Maiden Lane also contains commercial real-estate loans and other mortgage debt.
American tax payers own commercial real estate paper! That's great news!

Federal Reserve Chair, Ben Bernanke, "received a doctorate in economics from the Massachusetts Institute of Technology, ..." Never has a "piled high and deep" attribute been more assiduously assigned to so appropriate a person as Ben Bernanke. I'm thinkin' MIT ought to stick to programmable mechanical robots, stop spitting out programmable economic ones.

Thursday, July 1, 2010

independence day

how ironic it surely is, that Senators of the US Congress decided to abjure their responsibilities to American citizens by denying an unemployment benefit extension so that they could all fuck off for their long, long Fourth of July weekend.

oil and hurricanes, together at last ...

One thing I haven't seen anyone mention is the potential of the rather strong albedo effects of the oil producing a knock-on warming of the Gulf of Mexico. It was already looking hottish earlier in the year, and now surface temperatures are hitting 30C.

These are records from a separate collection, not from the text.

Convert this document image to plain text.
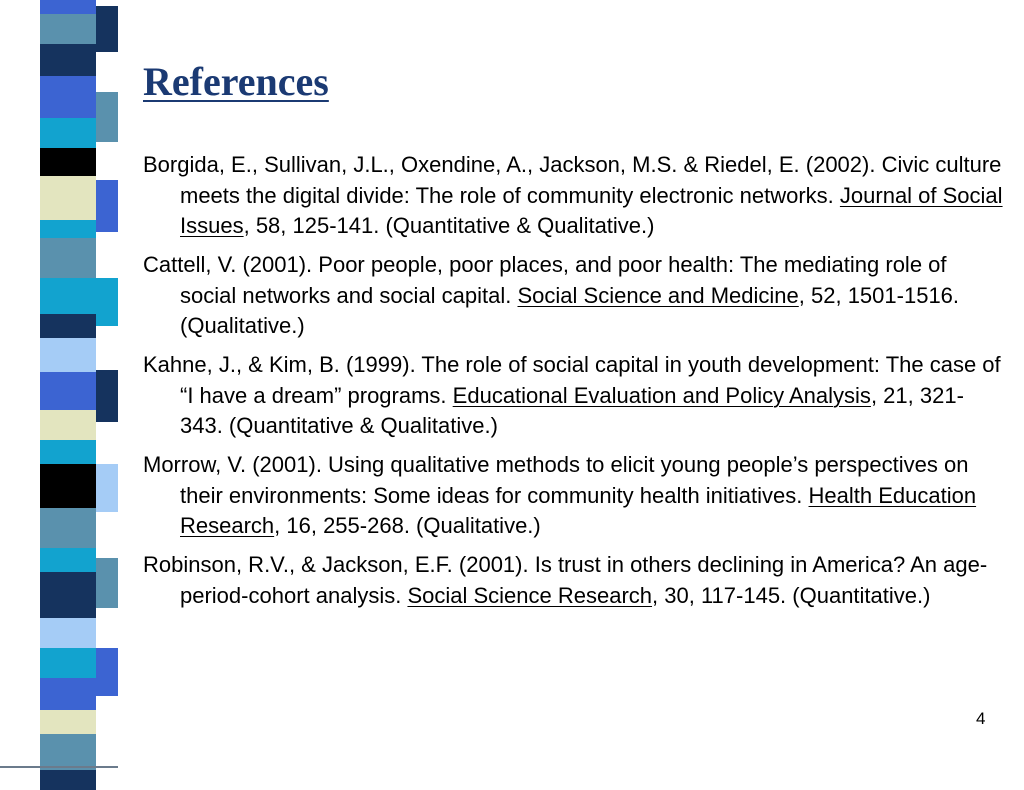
References

Borgida, E., Sullivan, J.L., Oxendine, A., Jackson, M.S. & Riedel, E. (2002). Civic culture meets the digital divide: The role of community electronic networks. Journal of Social Issues, 58, 125-141. (Quantitative & Qualitative.)

Cattell, V. (2001). Poor people, poor places, and poor health: The mediating role of social networks and social capital. Social Science and Medicine, 52, 1501-1516. (Qualitative.)

Kahne, J., & Kim, B. (1999). The role of social capital in youth development: The case of “I have a dream” programs. Educational Evaluation and Policy Analysis, 21, 321-343. (Quantitative & Qualitative.)

Morrow, V. (2001). Using qualitative methods to elicit young people’s perspectives on their environments: Some ideas for community health initiatives. Health Education Research, 16, 255-268. (Qualitative.)

Robinson, R.V., & Jackson, E.F. (2001). Is trust in others declining in America? An age-period-cohort analysis. Social Science Research, 30, 117-145. (Quantitative.)

4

The oil can only make this hotter, fuel for stronger hurricanes, which will wreck even greater havoc with "clean up," containment, and relief drilling, which in turn ensure that even more oil is shat into the sea, helping warm up things even more. Oh, yes, and let's do keep burning globs of the stuff on the surface. That'll help, too. Tremendous. Another gw positive feedback loop, with both horrific short and long term consequences.

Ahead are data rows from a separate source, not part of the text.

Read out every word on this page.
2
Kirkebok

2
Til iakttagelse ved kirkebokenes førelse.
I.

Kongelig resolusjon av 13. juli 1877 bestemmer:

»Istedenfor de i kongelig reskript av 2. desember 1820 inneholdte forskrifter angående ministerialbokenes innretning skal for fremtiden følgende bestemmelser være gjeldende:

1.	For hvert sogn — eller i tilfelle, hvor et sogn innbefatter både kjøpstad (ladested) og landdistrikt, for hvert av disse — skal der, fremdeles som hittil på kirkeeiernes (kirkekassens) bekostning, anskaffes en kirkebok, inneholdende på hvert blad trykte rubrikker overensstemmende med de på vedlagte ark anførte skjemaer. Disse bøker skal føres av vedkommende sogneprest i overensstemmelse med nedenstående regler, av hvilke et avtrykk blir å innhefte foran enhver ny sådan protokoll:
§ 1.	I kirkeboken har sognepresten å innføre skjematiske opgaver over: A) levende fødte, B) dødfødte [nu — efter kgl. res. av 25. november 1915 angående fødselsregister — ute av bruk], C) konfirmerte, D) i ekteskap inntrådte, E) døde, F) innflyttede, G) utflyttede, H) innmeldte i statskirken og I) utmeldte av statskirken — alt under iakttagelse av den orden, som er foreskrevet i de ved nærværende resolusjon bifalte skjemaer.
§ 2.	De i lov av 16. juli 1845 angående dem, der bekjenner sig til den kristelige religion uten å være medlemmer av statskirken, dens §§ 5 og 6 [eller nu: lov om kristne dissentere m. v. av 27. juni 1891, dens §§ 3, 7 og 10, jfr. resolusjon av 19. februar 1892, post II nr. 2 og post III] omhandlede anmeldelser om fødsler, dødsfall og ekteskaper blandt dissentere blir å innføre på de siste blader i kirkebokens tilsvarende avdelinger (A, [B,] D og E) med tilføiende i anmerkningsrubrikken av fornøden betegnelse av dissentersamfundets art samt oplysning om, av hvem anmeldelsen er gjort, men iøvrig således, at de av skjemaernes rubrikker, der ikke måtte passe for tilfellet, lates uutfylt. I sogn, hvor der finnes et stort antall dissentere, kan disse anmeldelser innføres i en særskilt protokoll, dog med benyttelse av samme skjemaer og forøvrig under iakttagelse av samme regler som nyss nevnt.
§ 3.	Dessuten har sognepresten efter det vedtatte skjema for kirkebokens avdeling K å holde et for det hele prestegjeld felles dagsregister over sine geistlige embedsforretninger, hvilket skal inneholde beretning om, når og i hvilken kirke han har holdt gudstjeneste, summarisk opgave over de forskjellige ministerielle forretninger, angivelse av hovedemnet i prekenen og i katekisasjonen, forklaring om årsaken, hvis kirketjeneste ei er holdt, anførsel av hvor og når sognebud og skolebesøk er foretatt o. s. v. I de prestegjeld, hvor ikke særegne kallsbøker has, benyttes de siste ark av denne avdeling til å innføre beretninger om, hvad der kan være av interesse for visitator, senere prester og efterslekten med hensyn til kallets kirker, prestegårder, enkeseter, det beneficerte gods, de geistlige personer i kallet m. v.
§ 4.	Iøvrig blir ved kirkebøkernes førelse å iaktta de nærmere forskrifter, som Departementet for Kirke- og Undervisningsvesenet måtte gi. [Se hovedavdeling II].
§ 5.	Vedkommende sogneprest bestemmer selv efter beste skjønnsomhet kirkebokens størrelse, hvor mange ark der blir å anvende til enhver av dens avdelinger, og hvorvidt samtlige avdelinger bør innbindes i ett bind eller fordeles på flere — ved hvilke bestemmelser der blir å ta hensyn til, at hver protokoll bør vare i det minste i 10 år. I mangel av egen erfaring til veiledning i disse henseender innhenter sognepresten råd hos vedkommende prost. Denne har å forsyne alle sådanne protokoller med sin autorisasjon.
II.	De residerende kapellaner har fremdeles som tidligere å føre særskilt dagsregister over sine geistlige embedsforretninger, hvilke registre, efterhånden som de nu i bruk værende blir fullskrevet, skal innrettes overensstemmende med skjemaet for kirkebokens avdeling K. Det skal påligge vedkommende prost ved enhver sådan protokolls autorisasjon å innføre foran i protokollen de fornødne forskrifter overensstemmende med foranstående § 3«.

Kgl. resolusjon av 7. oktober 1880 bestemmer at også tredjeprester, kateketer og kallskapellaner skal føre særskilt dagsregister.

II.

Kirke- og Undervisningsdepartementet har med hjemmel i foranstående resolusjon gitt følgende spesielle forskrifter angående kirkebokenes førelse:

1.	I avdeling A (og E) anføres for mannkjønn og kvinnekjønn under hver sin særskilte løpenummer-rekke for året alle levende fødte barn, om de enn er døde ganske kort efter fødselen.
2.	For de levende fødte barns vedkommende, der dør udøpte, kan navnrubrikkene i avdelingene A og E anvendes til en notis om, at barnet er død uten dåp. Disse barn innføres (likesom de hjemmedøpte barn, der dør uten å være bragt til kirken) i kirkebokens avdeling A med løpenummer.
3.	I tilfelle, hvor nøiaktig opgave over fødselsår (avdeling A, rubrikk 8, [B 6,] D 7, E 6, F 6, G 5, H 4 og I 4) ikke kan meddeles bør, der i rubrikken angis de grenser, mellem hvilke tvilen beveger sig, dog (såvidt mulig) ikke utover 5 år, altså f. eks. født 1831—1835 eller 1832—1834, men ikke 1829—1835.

The oil helps the hurricane get strong by trapping gobs of heat energy for the system. The hurricane helps the oil keep that go-juice flowing by fucking up all efforts to stop and contain the oil. And it will all come to a literal head midst hurricane, as Cat. 5 winds and pounding oily waves conjoin midair, like whales, and blow their wad in a finely aerated mist of moist, oily, toxic sludge all over everything.

This looks like the start of a beautiful friendship.